General6.11.2012

Settling the great VoIP Debate

The argument for using Voice over Internet Protocol (VoIP) as a cost-cutting tool in businesses has long been won. In many instances, VoIP has cut costs in organisations by up to 50%. For others, the experience with VoIP was less than satisfactory – particularly the quality of phone calls. Complaints of delays, interference from non-voice traffic on the network and poor quality of calls are not uncommon or invalid. “But before one dismisses the technology, it’s important to examine both the reasons for these issues and the possible solutions,” says Rob Lith, Director of Connection Telecom.

A company’s internet connection and bandwidth will always top the list of factors affecting voice quality in VoIP conversations. A broadband connection will work well as long as it is not ‘bursty’, doesn’t suffer high latency and isn’t shared with too many other communication applications. However, this is not the only possible cause for poor call quality:

Settling the great VoIP Debate
The VoIP hardware equipment used can greatly affect your voice quality. The cheapest solutions are normally the poorest quality (but not always). It is always advisable to have as much information as possible on an analogue telephone adapter, router or IP phone before investing in it and starting to use it. Bargain basement shopping for VoIP equipment is certain to end in disaster.

It could be your provider
Similarly, it’s important to partner with the right VoIP provider. Experienced VoIP providers can employ a range of tactics to offer quality assurance, from infrastructural interventions including local area network (LAN) design and analysis, to managed interventions including monitoring of the solution, to a range of network applications to prevent and remedy quality issues. Of these, infrastructural preparation is the first and most fundamental.

You may have to upgrade
The IP-based access network of the enterprise must be adequately provisioned to handle voice, and also dedicated to voice traffic. Quite often, the access portion of the network will be a copper-based ADSL line. Unlike dedicated leased lines (Diginet circuits in South Africa), DSL offers only a ‘best-effort’ service. In such cases, the ADSL network over which the VoIP service runs must feature ‘un-contended’ (dedicated) capacity, provided in the form of ‘IP Connect’ capacity – a service from Telkom to VoIP providers.

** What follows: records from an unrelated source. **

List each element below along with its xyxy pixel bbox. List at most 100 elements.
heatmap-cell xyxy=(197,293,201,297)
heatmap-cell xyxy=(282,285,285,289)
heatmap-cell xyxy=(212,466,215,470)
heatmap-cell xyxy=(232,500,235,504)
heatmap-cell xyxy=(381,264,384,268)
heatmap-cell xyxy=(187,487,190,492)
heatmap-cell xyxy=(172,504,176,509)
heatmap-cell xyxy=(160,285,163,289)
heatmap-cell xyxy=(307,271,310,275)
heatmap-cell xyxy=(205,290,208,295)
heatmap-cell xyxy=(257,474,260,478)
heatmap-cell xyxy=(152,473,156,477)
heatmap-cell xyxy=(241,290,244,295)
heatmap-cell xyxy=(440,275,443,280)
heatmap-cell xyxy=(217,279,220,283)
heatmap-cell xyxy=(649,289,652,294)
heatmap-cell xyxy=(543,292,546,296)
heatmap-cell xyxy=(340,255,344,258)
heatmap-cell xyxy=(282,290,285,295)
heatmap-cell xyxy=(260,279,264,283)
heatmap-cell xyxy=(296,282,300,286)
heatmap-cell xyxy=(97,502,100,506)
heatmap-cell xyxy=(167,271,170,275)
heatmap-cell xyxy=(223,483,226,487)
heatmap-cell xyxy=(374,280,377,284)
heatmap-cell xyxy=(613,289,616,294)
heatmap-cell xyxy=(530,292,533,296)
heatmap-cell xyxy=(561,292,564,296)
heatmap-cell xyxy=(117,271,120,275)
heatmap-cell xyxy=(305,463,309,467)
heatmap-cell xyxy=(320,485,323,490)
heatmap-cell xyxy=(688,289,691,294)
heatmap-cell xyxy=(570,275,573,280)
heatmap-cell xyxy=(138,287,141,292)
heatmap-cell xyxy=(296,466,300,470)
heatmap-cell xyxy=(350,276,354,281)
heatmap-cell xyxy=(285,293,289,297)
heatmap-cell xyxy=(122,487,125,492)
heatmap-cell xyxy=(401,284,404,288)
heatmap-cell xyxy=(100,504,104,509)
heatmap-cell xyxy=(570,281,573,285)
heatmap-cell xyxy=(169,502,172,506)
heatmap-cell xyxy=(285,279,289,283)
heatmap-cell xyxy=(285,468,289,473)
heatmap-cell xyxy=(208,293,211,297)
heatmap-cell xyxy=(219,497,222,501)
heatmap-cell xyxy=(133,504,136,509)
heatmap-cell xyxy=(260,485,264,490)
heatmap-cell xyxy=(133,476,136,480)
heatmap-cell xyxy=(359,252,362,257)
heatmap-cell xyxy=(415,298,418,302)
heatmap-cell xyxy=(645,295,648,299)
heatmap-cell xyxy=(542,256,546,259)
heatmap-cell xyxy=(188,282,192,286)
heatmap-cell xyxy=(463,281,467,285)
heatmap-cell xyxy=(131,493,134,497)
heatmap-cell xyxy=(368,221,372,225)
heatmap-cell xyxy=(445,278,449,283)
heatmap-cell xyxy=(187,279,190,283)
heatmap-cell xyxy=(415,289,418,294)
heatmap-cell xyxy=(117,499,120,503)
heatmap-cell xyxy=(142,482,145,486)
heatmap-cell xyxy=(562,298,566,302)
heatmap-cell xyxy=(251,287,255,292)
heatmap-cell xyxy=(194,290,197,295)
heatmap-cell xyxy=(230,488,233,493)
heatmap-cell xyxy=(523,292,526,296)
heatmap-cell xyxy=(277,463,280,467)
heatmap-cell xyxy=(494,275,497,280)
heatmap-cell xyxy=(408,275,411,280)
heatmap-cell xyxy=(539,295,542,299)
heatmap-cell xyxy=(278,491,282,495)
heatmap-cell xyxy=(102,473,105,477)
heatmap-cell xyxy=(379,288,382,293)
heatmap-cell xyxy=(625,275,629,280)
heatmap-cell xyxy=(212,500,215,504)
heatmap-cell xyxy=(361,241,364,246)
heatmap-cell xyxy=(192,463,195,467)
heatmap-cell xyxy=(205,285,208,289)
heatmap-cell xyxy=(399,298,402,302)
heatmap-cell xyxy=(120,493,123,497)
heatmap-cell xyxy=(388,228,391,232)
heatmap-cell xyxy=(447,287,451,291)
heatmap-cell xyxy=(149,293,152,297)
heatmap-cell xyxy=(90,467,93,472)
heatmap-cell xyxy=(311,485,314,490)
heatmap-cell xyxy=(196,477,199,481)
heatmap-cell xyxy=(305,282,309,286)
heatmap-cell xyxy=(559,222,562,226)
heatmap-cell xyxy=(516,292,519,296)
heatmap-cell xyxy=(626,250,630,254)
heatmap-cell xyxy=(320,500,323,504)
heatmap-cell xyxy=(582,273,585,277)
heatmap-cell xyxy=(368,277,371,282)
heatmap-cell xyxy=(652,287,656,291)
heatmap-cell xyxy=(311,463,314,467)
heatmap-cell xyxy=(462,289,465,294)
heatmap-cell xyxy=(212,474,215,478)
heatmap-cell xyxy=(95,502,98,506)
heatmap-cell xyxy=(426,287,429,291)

But even in cases where IP Connect is in place, local ADSL exchanges may be over-subscribed. In such cases, no matter the quality assurance that has been implemented on the client’s side, VoIP traffic will suffer unless alternatives are sought to ADSL, or additional measures are taken to protect the voice traffic on it.

The alternative to ADSL in such a case is a leased line, which significantly increases cost for the sake of guaranteed quality. This will be off-set by the benefits of VoIP, which include call cost savings, infrastructure rationalisation and VoIP’s feature benefits of enabling collaboration, unified communications and business process integration. If this alternative is out of financial range for the customer, QoS can be pursued on ADSL in other ways.

The solution
A wide array of mechanisms is available to test for, enable and remediate VoIP quality.
A managed service, while not strictly speaking a quality-enhancing feature, can be effective in countering quality problems. VoIP providers should manage the entire service – from customer premises equipment through to the hosted PBX solution, if any.

VoIP call quality degrades quickly over low-bandwidth links, and lines can easily become over-subscribed. In countries such as South Africa, where bandwidth is at a premium, unchecked acquisition of more capacity will nullify the biggest benefit of VoIP – cost savings. Solutions that streamline traffic rather than drive up the cost of bandwidth are therefore in high demand. While compression can be one component to an overall solution, significant compression can also reduce call quality.

Conclusion
IP-based voice communication for business use has made aggressive strides forward while overcoming some of its past barriers and misconceptions. Today, VoIP technology coupled with a quality-of-service enabled network can provide businesses with enterprise-grade reliability and high-definition voice quality at a lower cost.